The last time he tried to contribute code was more than a little embarrassing.
He managed to be on the ground at the right time for the whole free software and hacker culture thing, but as far as actual coding goes, he's nothing special.
Why did you feel it neccesary to criticize his coding skills when we are discussing a semi-humorous piece of writing though? Does Reymond's skill or lack thereof these days effect whether the Unix Koans are worthwhile? If there's something wrong or inaccurate in them surely you could point that out rather than proceeding straight to criticizing their source.
I'm having trouble understanding your comments here as anything other than defensiveness or elitism.

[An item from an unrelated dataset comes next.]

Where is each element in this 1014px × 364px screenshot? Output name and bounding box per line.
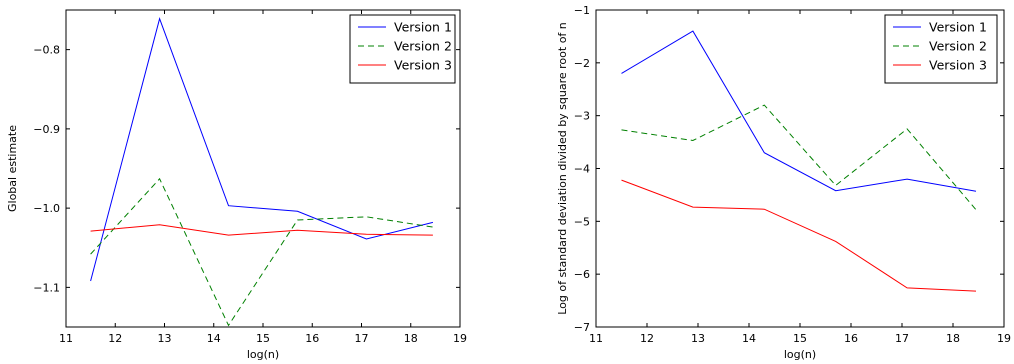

Whether or not he is a good programmer or not is sort of irrelevant. I think he exaggerates his position as "spokesperson of hackers everywhere", and it is occasionally annoying (although more often I do enjoy his writing).
What connore said, that and hackerne.ws appears to be turning into a rather uncritical bunch of cheerleading, rather than any real sensible evaluation of what's in front of them.
This community is starting to feel more like slashdot and TechCrunch collaborated on a sister site than a bastion of valuable conversation.
When was the last time he tried to contribute code and how was it embarrassing? Actually, you'll need more than one example. You may well be right, but until you provide evidence, your assertions are baseless ad-hominem and I think less of you, not him.
Hey, come on... fetchmail deleted a lot of my mail back when I used POP3 over dialup. Without fetchmail, who would have been motivated enough to write offlineimap!?
He managed to be on the ground at the right time for the whole free software and hacker culture thing, but as far as actual coding goes, he's nothing special.